Hallo zusammen,
ich lese hier schon länger mit, jetzt habe ich selbst mal ein Thema aus dem Bereich Dienstleister. Bei einer PV-Anlage, die ich vor einiger Zeit mit aufgebaut habe, gibt es seit Wochen Probleme mit der Ausführung an mehreren Stellen: Kabelwege nicht sauber, eine Anschlussdose hat Feuchtigkeit gezogen und bei der Dokumentation fehlen aus meiner Sicht ein paar Dinge, die eigentlich mit übergeben werden müssten.
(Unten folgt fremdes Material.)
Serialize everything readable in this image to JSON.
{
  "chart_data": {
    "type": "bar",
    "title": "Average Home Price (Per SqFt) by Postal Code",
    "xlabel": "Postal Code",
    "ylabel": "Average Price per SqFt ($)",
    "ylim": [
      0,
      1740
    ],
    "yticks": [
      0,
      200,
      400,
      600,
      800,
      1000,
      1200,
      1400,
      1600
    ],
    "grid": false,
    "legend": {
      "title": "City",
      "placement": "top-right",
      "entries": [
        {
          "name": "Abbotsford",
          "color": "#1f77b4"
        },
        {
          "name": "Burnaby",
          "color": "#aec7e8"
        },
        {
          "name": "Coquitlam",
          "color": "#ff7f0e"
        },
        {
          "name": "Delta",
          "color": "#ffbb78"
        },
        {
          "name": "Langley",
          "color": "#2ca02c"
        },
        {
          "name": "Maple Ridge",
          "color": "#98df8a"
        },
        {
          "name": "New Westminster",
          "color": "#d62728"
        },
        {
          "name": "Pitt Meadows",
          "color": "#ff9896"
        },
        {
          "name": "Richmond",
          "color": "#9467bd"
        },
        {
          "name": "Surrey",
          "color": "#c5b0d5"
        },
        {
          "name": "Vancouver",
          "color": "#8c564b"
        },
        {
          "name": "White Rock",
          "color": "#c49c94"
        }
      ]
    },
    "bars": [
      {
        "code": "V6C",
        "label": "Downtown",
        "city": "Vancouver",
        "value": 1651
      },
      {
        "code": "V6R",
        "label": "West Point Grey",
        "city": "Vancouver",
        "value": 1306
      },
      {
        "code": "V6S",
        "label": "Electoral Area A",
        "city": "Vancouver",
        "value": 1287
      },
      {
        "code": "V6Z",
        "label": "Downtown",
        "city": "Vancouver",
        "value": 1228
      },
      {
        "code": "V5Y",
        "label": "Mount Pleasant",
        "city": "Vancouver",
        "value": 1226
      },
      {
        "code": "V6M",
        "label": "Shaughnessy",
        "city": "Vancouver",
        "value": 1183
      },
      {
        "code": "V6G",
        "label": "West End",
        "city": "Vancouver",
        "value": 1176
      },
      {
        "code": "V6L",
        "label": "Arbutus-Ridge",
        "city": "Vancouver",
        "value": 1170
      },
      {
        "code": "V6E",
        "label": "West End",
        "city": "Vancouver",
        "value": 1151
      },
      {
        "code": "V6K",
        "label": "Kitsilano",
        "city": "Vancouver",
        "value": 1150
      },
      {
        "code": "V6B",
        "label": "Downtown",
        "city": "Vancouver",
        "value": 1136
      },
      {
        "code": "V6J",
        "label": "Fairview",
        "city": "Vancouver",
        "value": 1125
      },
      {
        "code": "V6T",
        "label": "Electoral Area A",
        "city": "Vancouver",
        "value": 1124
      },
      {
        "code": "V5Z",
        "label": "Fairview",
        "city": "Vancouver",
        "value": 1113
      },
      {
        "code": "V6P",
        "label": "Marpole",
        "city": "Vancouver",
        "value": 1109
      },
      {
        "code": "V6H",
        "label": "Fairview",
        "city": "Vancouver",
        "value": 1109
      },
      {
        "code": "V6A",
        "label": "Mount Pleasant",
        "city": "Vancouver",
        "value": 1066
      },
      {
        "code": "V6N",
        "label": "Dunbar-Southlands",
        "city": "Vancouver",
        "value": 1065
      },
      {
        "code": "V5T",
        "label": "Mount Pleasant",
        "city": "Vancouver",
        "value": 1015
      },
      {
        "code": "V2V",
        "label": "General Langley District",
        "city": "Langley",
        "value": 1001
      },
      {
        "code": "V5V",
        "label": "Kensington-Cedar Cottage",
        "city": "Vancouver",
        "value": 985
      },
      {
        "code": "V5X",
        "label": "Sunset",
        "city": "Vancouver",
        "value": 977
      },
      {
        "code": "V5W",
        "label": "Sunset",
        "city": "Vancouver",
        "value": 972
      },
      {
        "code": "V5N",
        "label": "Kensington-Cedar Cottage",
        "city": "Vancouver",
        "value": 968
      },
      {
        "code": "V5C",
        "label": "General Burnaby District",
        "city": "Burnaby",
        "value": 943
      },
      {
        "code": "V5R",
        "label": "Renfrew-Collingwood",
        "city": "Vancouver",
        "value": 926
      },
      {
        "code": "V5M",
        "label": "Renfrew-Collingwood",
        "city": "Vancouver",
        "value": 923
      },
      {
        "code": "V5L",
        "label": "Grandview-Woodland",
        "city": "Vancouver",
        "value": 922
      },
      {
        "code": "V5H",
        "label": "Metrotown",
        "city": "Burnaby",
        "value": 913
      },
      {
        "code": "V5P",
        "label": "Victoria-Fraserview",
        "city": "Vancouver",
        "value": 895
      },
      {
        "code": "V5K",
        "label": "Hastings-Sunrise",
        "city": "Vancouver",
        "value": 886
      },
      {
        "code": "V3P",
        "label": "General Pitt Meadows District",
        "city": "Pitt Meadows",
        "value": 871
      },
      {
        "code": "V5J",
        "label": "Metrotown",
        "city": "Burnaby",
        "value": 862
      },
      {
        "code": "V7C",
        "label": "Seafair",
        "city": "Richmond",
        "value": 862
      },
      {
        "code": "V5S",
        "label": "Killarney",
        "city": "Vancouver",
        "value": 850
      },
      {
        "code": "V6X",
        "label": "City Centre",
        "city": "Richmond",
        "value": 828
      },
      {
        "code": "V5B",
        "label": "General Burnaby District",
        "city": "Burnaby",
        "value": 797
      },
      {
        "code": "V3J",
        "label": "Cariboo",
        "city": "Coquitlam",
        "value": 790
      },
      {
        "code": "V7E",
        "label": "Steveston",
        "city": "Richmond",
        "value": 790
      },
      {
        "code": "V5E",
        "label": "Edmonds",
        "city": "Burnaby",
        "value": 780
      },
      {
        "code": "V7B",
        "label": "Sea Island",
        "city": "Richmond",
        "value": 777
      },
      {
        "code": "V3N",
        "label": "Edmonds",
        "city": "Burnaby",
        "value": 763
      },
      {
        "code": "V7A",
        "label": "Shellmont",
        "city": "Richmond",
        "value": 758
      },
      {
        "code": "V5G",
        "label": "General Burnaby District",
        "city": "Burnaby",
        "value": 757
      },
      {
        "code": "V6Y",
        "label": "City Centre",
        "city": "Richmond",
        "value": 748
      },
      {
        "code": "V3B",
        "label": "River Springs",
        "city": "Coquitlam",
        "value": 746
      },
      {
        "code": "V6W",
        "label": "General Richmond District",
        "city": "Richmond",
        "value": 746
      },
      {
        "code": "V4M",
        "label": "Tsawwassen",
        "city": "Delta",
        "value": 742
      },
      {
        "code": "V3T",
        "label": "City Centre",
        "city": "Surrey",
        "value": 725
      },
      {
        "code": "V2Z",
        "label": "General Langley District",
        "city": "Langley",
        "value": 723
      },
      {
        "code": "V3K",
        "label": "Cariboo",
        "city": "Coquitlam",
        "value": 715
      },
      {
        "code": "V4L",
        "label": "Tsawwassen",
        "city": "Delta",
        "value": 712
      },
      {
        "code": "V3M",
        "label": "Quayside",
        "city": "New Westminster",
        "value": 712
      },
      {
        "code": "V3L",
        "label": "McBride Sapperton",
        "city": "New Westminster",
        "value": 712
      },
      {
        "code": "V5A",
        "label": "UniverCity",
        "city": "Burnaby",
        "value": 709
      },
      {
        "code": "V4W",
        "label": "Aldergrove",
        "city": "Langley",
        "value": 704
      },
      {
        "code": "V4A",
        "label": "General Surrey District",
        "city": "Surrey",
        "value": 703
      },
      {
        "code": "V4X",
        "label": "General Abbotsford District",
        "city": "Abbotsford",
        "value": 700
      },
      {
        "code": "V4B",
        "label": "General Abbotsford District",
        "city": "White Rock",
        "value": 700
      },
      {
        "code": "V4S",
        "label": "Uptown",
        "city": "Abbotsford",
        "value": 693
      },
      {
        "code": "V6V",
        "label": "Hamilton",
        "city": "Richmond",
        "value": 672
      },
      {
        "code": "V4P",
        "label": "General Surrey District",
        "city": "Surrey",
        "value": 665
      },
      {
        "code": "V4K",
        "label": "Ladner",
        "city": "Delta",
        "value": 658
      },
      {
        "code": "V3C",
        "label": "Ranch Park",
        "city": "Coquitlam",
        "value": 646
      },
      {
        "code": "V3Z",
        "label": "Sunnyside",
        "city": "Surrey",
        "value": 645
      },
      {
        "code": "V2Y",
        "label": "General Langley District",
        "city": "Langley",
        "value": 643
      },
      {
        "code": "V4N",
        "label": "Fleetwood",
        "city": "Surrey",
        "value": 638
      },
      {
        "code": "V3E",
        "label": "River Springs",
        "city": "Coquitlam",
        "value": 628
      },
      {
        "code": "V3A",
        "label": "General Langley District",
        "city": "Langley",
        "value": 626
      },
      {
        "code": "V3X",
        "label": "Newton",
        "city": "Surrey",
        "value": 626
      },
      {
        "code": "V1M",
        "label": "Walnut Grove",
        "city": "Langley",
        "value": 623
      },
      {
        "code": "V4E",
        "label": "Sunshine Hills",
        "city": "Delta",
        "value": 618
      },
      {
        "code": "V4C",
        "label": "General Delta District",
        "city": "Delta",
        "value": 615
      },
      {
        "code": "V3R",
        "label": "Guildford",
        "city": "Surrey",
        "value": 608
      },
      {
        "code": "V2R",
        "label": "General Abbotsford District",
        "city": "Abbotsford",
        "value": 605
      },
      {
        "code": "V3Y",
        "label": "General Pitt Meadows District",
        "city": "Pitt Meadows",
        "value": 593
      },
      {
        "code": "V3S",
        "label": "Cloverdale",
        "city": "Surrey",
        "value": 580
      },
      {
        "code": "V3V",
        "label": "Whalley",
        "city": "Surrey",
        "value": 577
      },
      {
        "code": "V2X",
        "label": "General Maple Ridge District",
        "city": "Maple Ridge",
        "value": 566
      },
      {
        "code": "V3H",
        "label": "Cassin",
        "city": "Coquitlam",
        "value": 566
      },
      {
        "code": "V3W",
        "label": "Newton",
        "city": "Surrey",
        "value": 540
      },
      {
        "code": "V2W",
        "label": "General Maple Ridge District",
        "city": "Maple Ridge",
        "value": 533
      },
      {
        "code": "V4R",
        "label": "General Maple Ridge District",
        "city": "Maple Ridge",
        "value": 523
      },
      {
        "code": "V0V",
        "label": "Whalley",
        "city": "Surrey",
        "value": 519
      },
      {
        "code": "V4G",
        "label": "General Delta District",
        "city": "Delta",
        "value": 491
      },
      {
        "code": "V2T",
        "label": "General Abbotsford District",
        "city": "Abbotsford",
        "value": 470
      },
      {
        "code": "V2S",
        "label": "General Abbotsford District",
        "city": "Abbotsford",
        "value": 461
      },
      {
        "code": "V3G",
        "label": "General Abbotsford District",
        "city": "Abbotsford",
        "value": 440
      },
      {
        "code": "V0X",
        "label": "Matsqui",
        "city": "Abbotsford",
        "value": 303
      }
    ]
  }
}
Technisch ist das für mich alles nachvollziehbar, aber der Installateur stellt sich bei Nachbesserung und Gewährleistung ziemlich quer.
Ich komme selbst aus der Elektroinstallation und mache PV seit rund 8 Jahren, also ich will da nicht wegen jeder Kleinigkeit mit dem Hammer kommen. Aber irgendwann ist auch gut, zumal wir jetzt im September schon Richtung Herbst gehen und ich ungern mit offenen Punkten in die nassere Jahreszeit reinlaufe. Mich interessiert vor allem, wie ihr das in der Praxis angeht, wenn der Betrieb erst freundlich ist, dann aber auf Mails nur ausweichend reagiert oder sagt, das sei kein Mangel.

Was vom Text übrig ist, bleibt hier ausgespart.